Sometimes the right move is to isolate complexity in one place. Not because centralization is always good. It is not. Because existing complexity will either be owned somewhere or leak everywhere.
Link to section: Design for Real Pressure, Not Imaginary ProblemsDesign for Real Pressure, Not Imaginary Problems
A design is not simple because it has fewer pieces. It is simple when it satisfies real requirements with the least complexity that can honestly support them.
This is where scale discussions often go wrong. Building for a launch that might explode, a customer base that might arrive all at once, or a product that might become much larger than it is today can sound responsible. Sometimes it is. More often, it is a success story the business tells itself before reality has a chance to disagree.
If the requirements do not call for that version of the system, the extra architecture does not simplify anything. It makes the present pay for a future that may never arrive.
The opposite mistake is just as expensive. A design can look simple on paper yet fail to meet the requirements in practice. That usually happens when the design ignores the work the system actually has to do.
I have seen this happen in a service where a single request could lead to a large amount of downstream work. The smallest design on paper was to keep the flow direct and synchronous. No queue. No caching. No bulk operations. Just let the service handle the work.
That looked simple until the system was tested under realistic conditions. The service was being DDoSed by itself. That was the point where the design had to change.
At that point, the queue, cache, and bulk endpoints were not extra architecture for some theoretical future. They were the simplest design that actually matched the problem. The queue made the work explicit rather than hiding it in the request path. The cache made repeated work visible and avoidable. The bulk endpoint gave the caller a way to express the actual operation rather than forcing the system to simulate it by storming it with a series of smaller calls.

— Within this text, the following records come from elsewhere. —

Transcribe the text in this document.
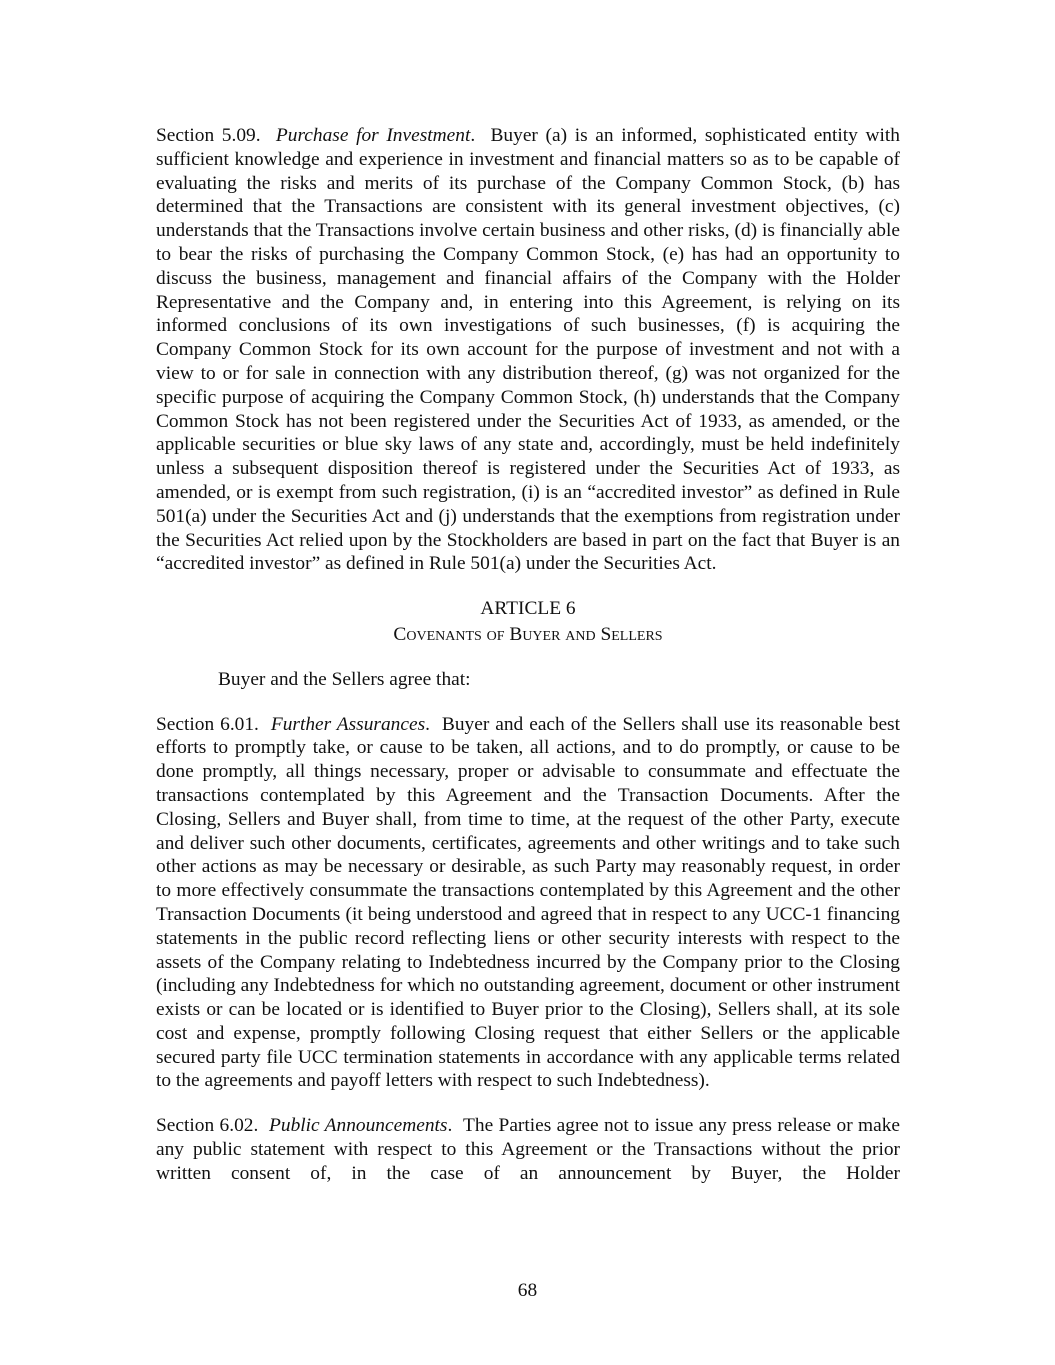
Section 5.09. Purchase for Investment.  Buyer (a) is an informed, sophisticated entity with sufficient knowledge and experience in investment and financial matters so as to be capable of evaluating the risks and merits of its purchase of the Company Common Stock, (b) has determined that the Transactions are consistent with its general investment objectives, (c) understands that the Transactions involve certain business and other risks, (d) is financially able to bear the risks of purchasing the Company Common Stock, (e) has had an opportunity to discuss the business, management and financial affairs of the Company with the Holder Representative and the Company and, in entering into this Agreement, is relying on its informed conclusions of its own investigations of such businesses, (f) is acquiring the Company Common Stock for its own account for the purpose of investment and not with a view to or for sale in connection with any distribution thereof, (g) was not organized for the specific purpose of acquiring the Company Common Stock, (h) understands that the Company Common Stock has not been registered under the Securities Act of 1933, as amended, or the applicable securities or blue sky laws of any state and, accordingly, must be held indefinitely unless a subsequent disposition thereof is registered under the Securities Act of 1933, as amended, or is exempt from such registration, (i) is an “accredited investor” as defined in Rule 501(a) under the Securities Act and (j) understands that the exemptions from registration under the Securities Act relied upon by the Stockholders are based in part on the fact that Buyer is an “accredited investor” as defined in Rule 501(a) under the Securities Act.

ARTICLE 6

Covenants of Buyer and Sellers

Buyer and the Sellers agree that:

Section 6.01. Further Assurances.  Buyer and each of the Sellers shall use its reasonable best efforts to promptly take, or cause to be taken, all actions, and to do promptly, or cause to be done promptly, all things necessary, proper or advisable to consummate and effectuate the transactions contemplated by this Agreement and the Transaction Documents. After the Closing, Sellers and Buyer shall, from time to time, at the request of the other Party, execute and deliver such other documents, certificates, agreements and other writings and to take such other actions as may be necessary or desirable, as such Party may reasonably request, in order to more effectively consummate the transactions contemplated by this Agreement and the other Transaction Documents (it being understood and agreed that in respect to any UCC-1 financing statements in the public record reflecting liens or other security interests with respect to the assets of the Company relating to Indebtedness incurred by the Company prior to the Closing (including any Indebtedness for which no outstanding agreement, document or other instrument exists or can be located or is identified to Buyer prior to the Closing), Sellers shall, at its sole cost and expense, promptly following Closing request that either Sellers or the applicable secured party file UCC termination statements in accordance with any applicable terms related to the agreements and payoff letters with respect to such Indebtedness).

Section 6.02. Public Announcements.  The Parties agree not to issue any press release or make any public statement with respect to this Agreement or the Transactions without the prior written consent of, in the case of an announcement by Buyer, the Holder

68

On paper, that is more structured. In practice, it is simpler because the responsibilities are clear. You can see how the work flows through the system, which part owns which problem, and where the pressure should go.
That is the difference. Unnecessary scale work adds complexity beyond the requirements. Ignoring real pressure simplifies the diagram by pushing complexity into runtime behavior. Neither is simple.
Simplicity works only when the design meets the requirements in the simplest, most honest way. Sometimes that means leaving the future alone. Sometimes it means adding the structure that makes the present understandable.
Link to section: Keep the Right Futures PossibleKeep the Right Futures Possible
Architecture mostly decides which costs the system should accept. Complexity does not disappear just because it is kept off the diagram. It shows up later in the code, and people have to understand the system they have to operate or the changes they have to make.
Before adding complexity, I want to understand what it protects, what makes it worth paying for now, and where it will live once it exists. Not because those questions are a framework, but because they keep the judgment honest. A boundary that makes a real mismatch explicit is different from a boundary added because boundaries feel clean. A queue that moves real pressure out of the request path is different from a queue added because scale might become a problem someday.
A simple system is not one that refuses complexity. It is one that can explain it. The rule has one home because drift would be dangerous. The mismatch has a boundary because ignoring it would spread the problem. The future stays possible, but it does not get to tax every decision before it arrives.
Simple does not mean basic, naive, or architecture-free. The best architecture is not the one that prepares for every possible future. It is the one that keeps the right futures possible without making the present harder than it needs to be.